I just reformatted back to ext after messing with it for about a month, been totally fine since.
I do also assume it was something screwy with how it was handling my consumer m2
I am running a zfs raidz1-0 pool on 3 consumer nvme in my workstation, doing crazy stuff on it.
Ran zfs under proxmox with enterprise nvme and had the same issue.
It is proxmox, not zfs
That or make your system immutable
That's my current approach. Fedora Atomic, and let someone else break my OS instead of me.
TIL rm -v is a thing
Reusing names of critical system directories in subdirectories in your home dir.

I agree with this take, don't wanna blame the victim but there's a lesson to be learned.
except if you read the accompanying text they already stated the issue by accidentally unpacking an archive to their user directory that was intended for the root directory. that's how they got an etc dir in their user directory in the first place
Well at least you got to watch
Welcome to the "I have shot myself in the foot with rm" club! Take a seat anywhere!
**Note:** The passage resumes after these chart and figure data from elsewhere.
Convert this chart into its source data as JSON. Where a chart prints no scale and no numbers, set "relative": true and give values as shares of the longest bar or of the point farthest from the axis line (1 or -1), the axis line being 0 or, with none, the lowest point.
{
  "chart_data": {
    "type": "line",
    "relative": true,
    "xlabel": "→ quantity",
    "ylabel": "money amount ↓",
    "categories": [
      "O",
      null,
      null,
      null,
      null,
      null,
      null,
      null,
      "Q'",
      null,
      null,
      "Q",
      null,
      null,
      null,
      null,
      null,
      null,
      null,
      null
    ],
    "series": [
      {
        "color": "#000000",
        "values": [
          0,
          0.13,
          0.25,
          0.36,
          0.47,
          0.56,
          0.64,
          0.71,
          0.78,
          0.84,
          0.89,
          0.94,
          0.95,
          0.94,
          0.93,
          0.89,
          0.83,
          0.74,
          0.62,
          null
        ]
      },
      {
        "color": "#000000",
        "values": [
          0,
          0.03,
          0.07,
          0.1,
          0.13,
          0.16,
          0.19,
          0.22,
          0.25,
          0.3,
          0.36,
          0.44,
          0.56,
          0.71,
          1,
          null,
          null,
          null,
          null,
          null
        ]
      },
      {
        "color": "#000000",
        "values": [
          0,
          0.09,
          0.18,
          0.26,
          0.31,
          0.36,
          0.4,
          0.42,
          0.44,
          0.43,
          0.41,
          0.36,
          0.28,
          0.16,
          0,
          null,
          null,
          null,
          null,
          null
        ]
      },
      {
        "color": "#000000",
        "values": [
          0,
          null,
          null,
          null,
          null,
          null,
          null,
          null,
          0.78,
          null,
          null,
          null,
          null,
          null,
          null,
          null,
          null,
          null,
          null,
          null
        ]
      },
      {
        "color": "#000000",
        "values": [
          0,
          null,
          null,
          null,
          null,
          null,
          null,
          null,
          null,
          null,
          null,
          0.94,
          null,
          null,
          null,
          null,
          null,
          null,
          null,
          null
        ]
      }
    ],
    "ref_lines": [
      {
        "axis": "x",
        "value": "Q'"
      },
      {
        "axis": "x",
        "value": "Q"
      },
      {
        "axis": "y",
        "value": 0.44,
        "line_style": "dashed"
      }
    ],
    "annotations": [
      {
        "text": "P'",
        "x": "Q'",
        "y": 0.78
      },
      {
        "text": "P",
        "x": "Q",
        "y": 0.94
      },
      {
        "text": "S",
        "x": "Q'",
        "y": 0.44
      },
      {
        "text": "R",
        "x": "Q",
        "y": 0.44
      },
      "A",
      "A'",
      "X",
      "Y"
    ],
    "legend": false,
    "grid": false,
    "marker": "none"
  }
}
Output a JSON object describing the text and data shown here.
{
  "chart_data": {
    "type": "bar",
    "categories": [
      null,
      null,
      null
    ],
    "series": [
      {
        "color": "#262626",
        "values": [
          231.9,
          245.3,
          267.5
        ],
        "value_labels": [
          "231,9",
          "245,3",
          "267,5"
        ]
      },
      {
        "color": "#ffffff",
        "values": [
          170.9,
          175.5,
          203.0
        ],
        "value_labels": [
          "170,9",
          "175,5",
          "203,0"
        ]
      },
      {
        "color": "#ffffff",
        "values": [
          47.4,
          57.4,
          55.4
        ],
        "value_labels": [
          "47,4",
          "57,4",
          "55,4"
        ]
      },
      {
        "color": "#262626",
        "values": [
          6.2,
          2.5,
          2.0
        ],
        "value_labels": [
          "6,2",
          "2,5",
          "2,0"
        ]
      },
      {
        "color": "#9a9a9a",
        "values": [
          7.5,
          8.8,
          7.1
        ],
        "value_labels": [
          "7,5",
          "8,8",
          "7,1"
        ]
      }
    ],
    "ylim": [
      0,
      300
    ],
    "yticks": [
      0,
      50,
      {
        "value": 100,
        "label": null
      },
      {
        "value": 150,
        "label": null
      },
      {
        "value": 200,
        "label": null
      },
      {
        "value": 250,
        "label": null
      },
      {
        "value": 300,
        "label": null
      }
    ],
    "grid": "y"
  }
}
(Mine was trying to delete the old System 9 "System Folder" by typing rm -rf System\ Folder, but instead hitting the return key when it came time to hit the \, thereby starting a deletion of the running macOS 10 operating system inside the "System" folder. It got through the c's in the second and a half or so before my frantic control-C attempts halted it. Amazingly, OS X would still boot, but no longer run Carbon apps, necessitating a complete OS reinstall, lol.)
I try to always put the -rf at the end for this reason. Not sure what works on Mac but it does allow it on most Linux shells
Linux will do what you tell it. :)

HAH rookie, I once forgot the . before the ./
o.7
Rest in peace my granny,she got hit by a bazooka
(got no clue why, but really FEELS like an appropirate reaction to have, I salute to you and your pain sir!)
DId you try CRTL-Z?
I can't type ctrl-z without reflexively typing bg after, so no joy there.
instructions on clear, switched to vi mode in bash and cant exit
You use btrfs, right? Right???
Tried the terminal emulator for the first time today, but I kinda can not get used to the fact, that I cannot move it around :(
never heard of ~/etcΒ
I accidentally untarred archive intended to be extracted in root directory
life hack: alsways make a new directory to extract something in. that way you dont have to rm a bunch of random files, and maybe sone dotfiles you'll never notice or know where they came from
Great! Now you can enjoy that freshly assembled directory feeling, knowing that now you only have the configs in there that you need.
Let he who has not wrongly deleted system critical files in Linux cast the first stone.